As clients shift toward cheaper pension and insurance products, the profitability of asset managers in Europe looks set to take a hit, says a new report from New York-based Fitch Ratings Inc.

Although total assets under management (AUM) hit a new high in the European asset-management sector in 2014, the Fitch report notes that data from Eurostat, the statistical office of the European Union, show that household investments in insurance and pensions grew at a compound annual rate of 6% between 2008 and 2014, double the 3% rate for mutual fund investments.

This increasing preference for investing through pension and insurance products means that the profitability of European asset managers “is unlikely to be sustainable in the medium term,” the Fitch report says, as these pension and insurance products typically generate lower fee income than retail mutual fund investments.

“Strong inflows from offshore investors have helped delay the impact of this trend on overall profitability,” the Fitch report says, “but we still expect it to become more visible over the coming years.”

At the same time, asset-management fees are also already under pressure from a shift to cheaper, passive strategies from active strategies among both retail and institutional investors, the Fitch report notes.

“Some active asset managers have been able to maintain fee levels despite the rising popularity of low-fee passive products,” the Fitch report says, “but in light of international regulatory efforts to improve fee transparency, active asset managers’ high retail fees may come under pressure.”

In the meantime, this underlying consumer trend toward pension and insurance products is gradually increasing asset managers’ reliance on institutional mandates from insurers and pension funds, the report notes. On the upside, it suggests that those institutional assets may be stickier than retail assets as institutional investors tend to allocate large amounts and to stay with the same asset manager for a long time.

As a result, firms that fail to win these mandates may decide to cut costs to support profitability, the Fitch report suggests: “But asset managers typically compete for institutional mandates on the quality of their ‘solutions’ businesses, which can entail significant cost. Cutting costs out of the institutional side of the business could therefore materially dent an asset manager’s future prospects in an ever more institutional world.”

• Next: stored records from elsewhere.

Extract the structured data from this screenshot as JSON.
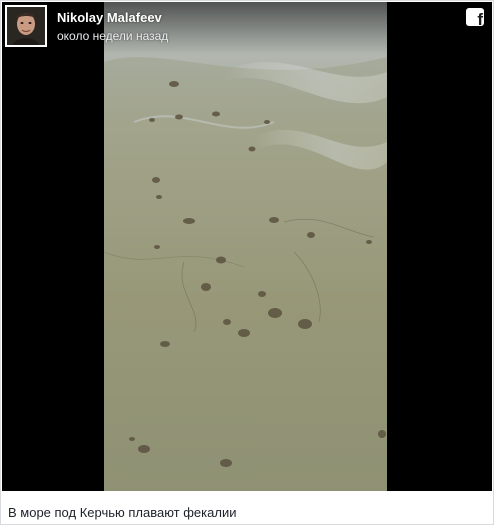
{
  "post": {
    "author": "Nikolay Malafeev",
    "time": "около недели назад",
    "platform_icon": "facebook-icon"
  },
  "video": {
    "scene": "sea-water-surface"
  },
  "caption": "В море под Керчью плавают фекалии",
  "colors": {
    "letterbox": "#000000",
    "water": "#9a9a7c",
    "caption_text": "#1d2129"
  }
}
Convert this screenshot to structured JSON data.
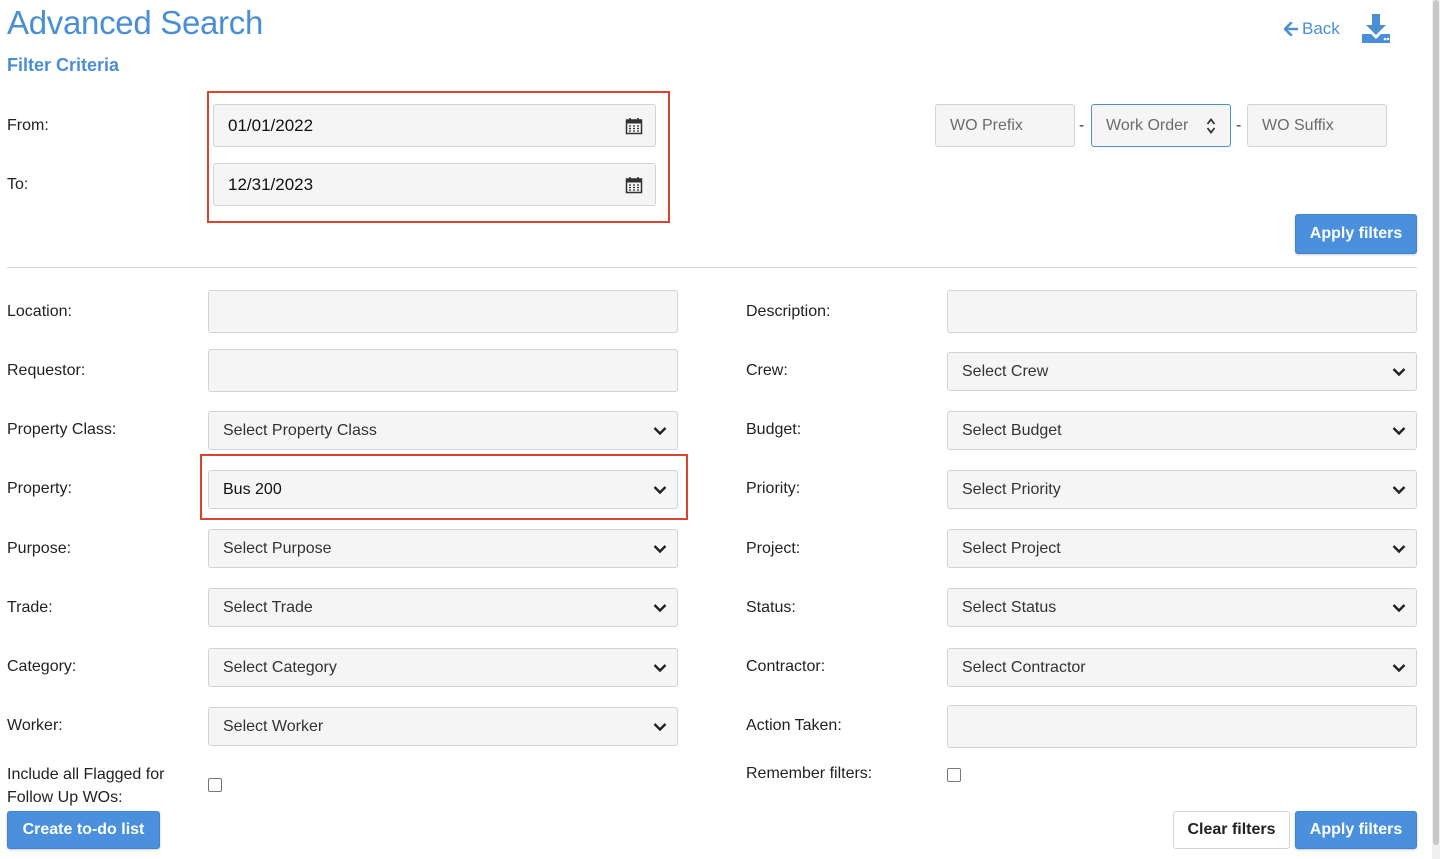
{
  "header": {
    "title": "Advanced Search",
    "subtitle": "Filter Criteria",
    "back_label": "Back",
    "back_icon": "arrow-left-icon",
    "download_icon": "download-icon"
  },
  "dates": {
    "from_label": "From:",
    "from_value": "01/01/2022",
    "to_label": "To:",
    "to_value": "12/31/2023"
  },
  "work_order": {
    "prefix_placeholder": "WO Prefix",
    "order_placeholder": "Work Order",
    "suffix_placeholder": "WO Suffix",
    "separator": "-"
  },
  "buttons": {
    "apply_filters": "Apply filters",
    "clear_filters": "Clear filters",
    "create_todo": "Create to-do list"
  },
  "left_fields": {
    "location_label": "Location:",
    "requestor_label": "Requestor:",
    "property_class_label": "Property Class:",
    "property_class_value": "Select Property Class",
    "property_label": "Property:",
    "property_value": "Bus 200",
    "purpose_label": "Purpose:",
    "purpose_value": "Select Purpose",
    "trade_label": "Trade:",
    "trade_value": "Select Trade",
    "category_label": "Category:",
    "category_value": "Select Category",
    "worker_label": "Worker:",
    "worker_value": "Select Worker",
    "flagged_label_line1": "Include all Flagged for",
    "flagged_label_line2": "Follow Up WOs:"
  },
  "right_fields": {
    "description_label": "Description:",
    "crew_label": "Crew:",
    "crew_value": "Select Crew",
    "budget_label": "Budget:",
    "budget_value": "Select Budget",
    "priority_label": "Priority:",
    "priority_value": "Select Priority",
    "project_label": "Project:",
    "project_value": "Select Project",
    "status_label": "Status:",
    "status_value": "Select Status",
    "contractor_label": "Contractor:",
    "contractor_value": "Select Contractor",
    "action_taken_label": "Action Taken:",
    "remember_label": "Remember filters:"
  },
  "colors": {
    "accent": "#4a8fd6",
    "highlight_box": "#d9442e"
  }
}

Moreover, cost-cutting measures that go beyond efficiency savings and impact areas such as the control framework, investment resources, middle- and back-office functions and IT resources could negatively affect their asset-manager ratings and their credit ratings, “even if they also strengthen profitability and financial flexibility,” the Fitch report says.

Although the trend toward institutional investment is Europe-wide, the scale and speed of change varies, the Fitch report says. For example, the swing to insurance and pension funds has been more pronounced in France than in Germany, “suggesting French asset managers will feel the effects sooner.”